Italy found itself with both grassroots racing with a plethora of Fiat based specials and small Alfa Romeos, and exotica such as Maserati and Ferrari – who also sold cars to domestic customers as well as racing on the world stage. Road races such as the Mille Miglia included everything from stock touring cars to World Championship contenders. The Mille Miglia was the largest sporting event in Italy until a fatal accident caused its demise in 1957. The Targa Florio on the island of Sicily, another tough road race, remained part of the world championship until the 1973 and remained as a local race for a few years afterwards.
As the French car industry switched from making large powerful cars to small utilitarian ones, French sports cars of the 1950s and early 1960s tended to be small-capacity and highly aerodynamic, aimed at winning the "Index of Performance" at Le Mans and Reims and triumphing in handicap races. Between the late 1960s and late 1970s, Matra and Renault made significant and successful efforts to win Le Mans overall, while also tackling Formula One. An event less known than the 24 Hours was the Tour de France Automobile, held in stages all across the country similar to the bicycle race. It even featured pure-bred Le Mans prototypes competing on public roads with two persons on board.
In Germany, domestic production based sports racing is since the 1950s largely dominated by Porsche, plus BMW and Mercedes-Benz, although sports car/GT racing gradually became eclipsed by touring cars and the initially sports car based Deutsche Rennsport Meisterschaft gradually evolved into the Deutsche Tourenwagen Meisterschaft. Porsche started to evolve a line of sports prototypes from the 1953 1500cc flat-4 Porsche 550; noted for their toughness and reliability they started to win in races of attrition such as the Targa Florio and 12 Hours of Sebring. They grew slightly bigger to 2000cc flat-6 up to the 1967 Porsche 910, which still was an underdog compared to the 4 liter V12 Ferrari P and 7 liter V8 Ford GT40. From 1968, Porsche entered the biggest classes, with the 3 liter prototype Porsche 908 and finally the 5 liter sportscar Porsche 917, and the Stuttgart marque became first a competitor for overall wins and then came to dominate sports car racing – both they and Mercedes have made intermittent returns to the top level of the sport through the 1970s, 80s, 90s and 2010s. The long Nordschleife of the Nürburgring, opened in 1927 and used for testing by German manufacturers ever since, is since the 2000s also visited by brands from other continents trying to top the List of Nürburgring lap times.

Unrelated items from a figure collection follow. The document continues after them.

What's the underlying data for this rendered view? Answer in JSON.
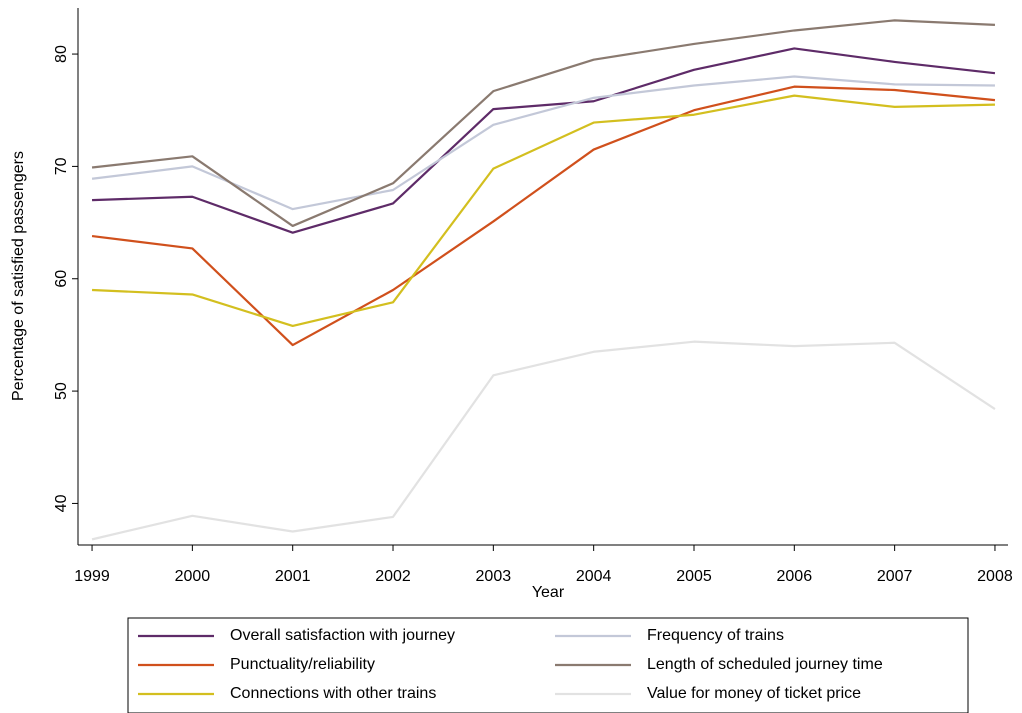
{
  "chart_data": {
    "type": "line",
    "x_label": "Year",
    "y_label": "Percentage of satisfied passengers",
    "x": [
      1999,
      2000,
      2001,
      2002,
      2003,
      2004,
      2005,
      2006,
      2007,
      2008
    ],
    "xlim": [
      1998.86,
      2008.13
    ],
    "xticks": [
      1999,
      2000,
      2001,
      2002,
      2003,
      2004,
      2005,
      2006,
      2007,
      2008
    ],
    "ylim": [
      36.3,
      84.1
    ],
    "yticks": [
      40,
      50,
      60,
      70,
      80
    ],
    "grid": false,
    "legend": "bottom",
    "series": [
      {
        "name": "Overall satisfaction with journey",
        "color": "#5e2b68",
        "values": [
          67.0,
          67.3,
          64.1,
          66.7,
          75.1,
          75.8,
          78.6,
          80.5,
          79.3,
          78.3
        ]
      },
      {
        "name": "Frequency of trains",
        "color": "#c3c8d8",
        "values": [
          68.9,
          70.0,
          66.2,
          67.9,
          73.7,
          76.1,
          77.2,
          78.0,
          77.3,
          77.2
        ]
      },
      {
        "name": "Punctuality/reliability",
        "color": "#d0501c",
        "values": [
          63.8,
          62.7,
          54.1,
          59.0,
          65.1,
          71.5,
          75.0,
          77.1,
          76.8,
          75.9
        ]
      },
      {
        "name": "Length of scheduled journey time",
        "color": "#8a7a70",
        "values": [
          69.9,
          70.9,
          64.7,
          68.5,
          76.7,
          79.5,
          80.9,
          82.1,
          83.0,
          82.6
        ]
      },
      {
        "name": "Connections with other trains",
        "color": "#d3bf1f",
        "values": [
          59.0,
          58.6,
          55.8,
          57.9,
          69.8,
          73.9,
          74.6,
          76.3,
          75.3,
          75.5
        ]
      },
      {
        "name": "Value for money of ticket price",
        "color": "#e2e2e2",
        "values": [
          36.8,
          38.9,
          37.5,
          38.8,
          51.4,
          53.5,
          54.4,
          54.0,
          54.3,
          48.4
        ]
      }
    ]
  }
}
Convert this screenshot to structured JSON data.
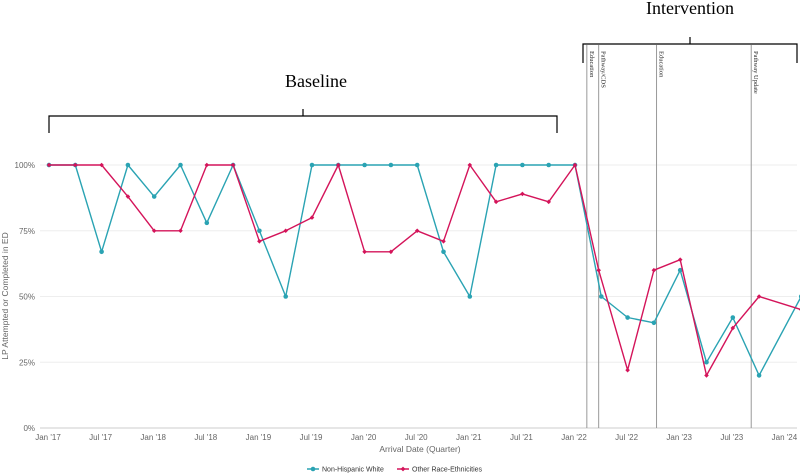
{
  "chart_data": {
    "type": "line",
    "xlabel": "Arrival Date (Quarter)",
    "ylabel": "LP Attempted or Completed in ED",
    "ylim": [
      0,
      100
    ],
    "yticks": [
      "0%",
      "25%",
      "50%",
      "75%",
      "100%"
    ],
    "xticks": [
      "Jan '17",
      "Jul '17",
      "Jan '18",
      "Jul '18",
      "Jan '19",
      "Jul '19",
      "Jan '20",
      "Jul '20",
      "Jan '21",
      "Jul '21",
      "Jan '22",
      "Jul '22",
      "Jan '23",
      "Jul '23",
      "Jan '24"
    ],
    "x_quarters": [
      "Q1 '17",
      "Q2 '17",
      "Q3 '17",
      "Q4 '17",
      "Q1 '18",
      "Q2 '18",
      "Q3 '18",
      "Q4 '18",
      "Q1 '19",
      "Q2 '19",
      "Q3 '19",
      "Q4 '19",
      "Q1 '20",
      "Q2 '20",
      "Q3 '20",
      "Q4 '20",
      "Q1 '21",
      "Q2 '21",
      "Q3 '21",
      "Q4 '21",
      "Q1 '22",
      "Q2 '22",
      "Q3 '22",
      "Q4 '22",
      "Q1 '23",
      "Q2 '23",
      "Q3 '23",
      "Q4 '23",
      "Q1 '24"
    ],
    "series": [
      {
        "name": "Non-Hispanic White",
        "color": "#2aa3b3",
        "x": [
          0,
          1,
          2,
          3,
          4,
          5,
          6,
          7,
          8,
          9,
          10,
          11,
          12,
          13,
          14,
          15,
          16,
          17,
          18,
          19,
          20,
          21,
          22,
          23,
          24,
          25,
          26,
          27,
          28.6
        ],
        "values": [
          100,
          100,
          67,
          100,
          88,
          100,
          78,
          100,
          75,
          50,
          100,
          100,
          100,
          100,
          100,
          67,
          50,
          100,
          100,
          100,
          100,
          50,
          42,
          40,
          60,
          25,
          42,
          20,
          50
        ]
      },
      {
        "name": "Other Race-Ethnicities",
        "color": "#d4145a",
        "x": [
          0,
          1,
          2,
          3,
          4,
          5,
          6,
          7,
          8,
          9,
          10,
          11,
          12,
          13,
          14,
          15,
          16,
          17,
          18,
          19,
          20,
          20.9,
          22,
          23,
          24,
          25,
          26,
          27,
          28.6
        ],
        "values": [
          100,
          100,
          100,
          88,
          75,
          75,
          100,
          100,
          71,
          75,
          80,
          100,
          67,
          67,
          75,
          71,
          100,
          86,
          89,
          86,
          100,
          60,
          22,
          60,
          64,
          20,
          38,
          50,
          45
        ]
      }
    ],
    "phases": [
      {
        "label": "Baseline"
      },
      {
        "label": "Intervention"
      }
    ],
    "annotations": [
      {
        "label": "Education",
        "x": 20.45
      },
      {
        "label": "Pathway/CDS",
        "x": 20.9
      },
      {
        "label": "Education",
        "x": 23.1
      },
      {
        "label": "Pathway Update",
        "x": 26.7
      }
    ],
    "legend_position": "bottom-center"
  }
}
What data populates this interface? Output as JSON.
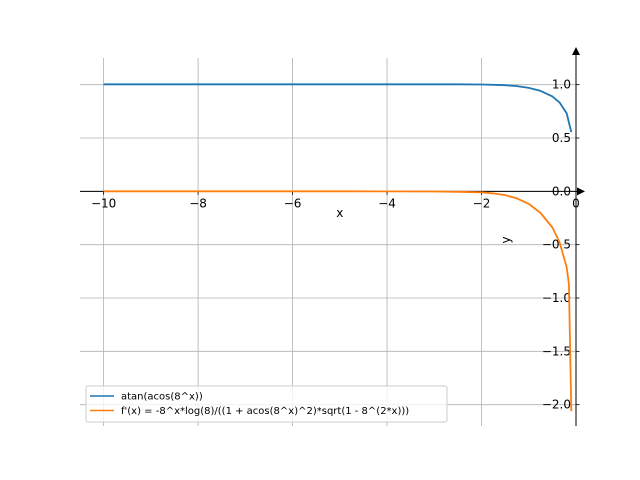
{
  "chart_data": {
    "type": "line",
    "xlabel": "x",
    "ylabel": "y",
    "xlim": [
      -10.5,
      0.0
    ],
    "ylim": [
      -2.2,
      1.25
    ],
    "xticks": [
      -10,
      -8,
      -6,
      -4,
      -2,
      0
    ],
    "xtick_labels": [
      "−10",
      "−8",
      "−6",
      "−4",
      "−2",
      "0"
    ],
    "yticks": [
      1.0,
      0.5,
      0.0,
      -0.5,
      -1.0,
      -1.5,
      -2.0
    ],
    "ytick_labels": [
      "1.0",
      "0.5",
      "0.0",
      "−0.5",
      "−1.0",
      "−1.5",
      "−2.0"
    ],
    "grid": true,
    "legend_position": "lower-left",
    "series": [
      {
        "name": "atan(acos(8^x))",
        "color": "#1f77b4",
        "x": [
          -10,
          -9,
          -8,
          -7,
          -6,
          -5,
          -4,
          -3,
          -2.5,
          -2,
          -1.75,
          -1.5,
          -1.25,
          -1,
          -0.75,
          -0.5,
          -0.35,
          -0.2,
          -0.1
        ],
        "y": [
          1.0038,
          1.0038,
          1.0038,
          1.0038,
          1.0038,
          1.0038,
          1.0038,
          1.0035,
          1.0031,
          1.0014,
          0.999,
          0.9953,
          0.987,
          0.9693,
          0.9417,
          0.8897,
          0.8338,
          0.7335,
          0.5557
        ]
      },
      {
        "name": "f'(x) = -8^x*log(8)/((1 + acos(8^x)^2)*sqrt(1 - 8^(2*x)))",
        "color": "#ff7f0e",
        "x": [
          -10,
          -9,
          -8,
          -7,
          -6,
          -5,
          -4,
          -3,
          -2.5,
          -2,
          -1.75,
          -1.5,
          -1.25,
          -1,
          -0.75,
          -0.5,
          -0.35,
          -0.2,
          -0.15,
          -0.1
        ],
        "y": [
          0.0,
          0.0,
          0.0,
          0.0,
          0.0,
          0.0,
          -0.0002,
          -0.0015,
          -0.0045,
          -0.0093,
          -0.0197,
          -0.0355,
          -0.066,
          -0.1181,
          -0.2028,
          -0.3395,
          -0.4755,
          -0.7066,
          -0.8686,
          -2.06
        ]
      }
    ]
  }
}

Sports car racing has intermittently been popular in Japan – in the 1960s small-capacity sports racers and even a local version of the Group 7 cars as raced in the Canadian-American Challenge Cup were popular; a healthy local sports prototype championship ran until the early 1990s and now the Super GT series provides high-budget exposure to manufacturers, with many international drivers appearing. The Japanese manufacturers have also been frequent visitors to the US sports car scene and to the European scene, in particular Le Mans, where despite many years of trying by all the main Japanese marques the only victory to have been scored by a Japanese marque was by Mazda in 1991, until 2018 when Toyota scored a first and second-place finish. Toyota followed this with another 1-2 finish in 2019.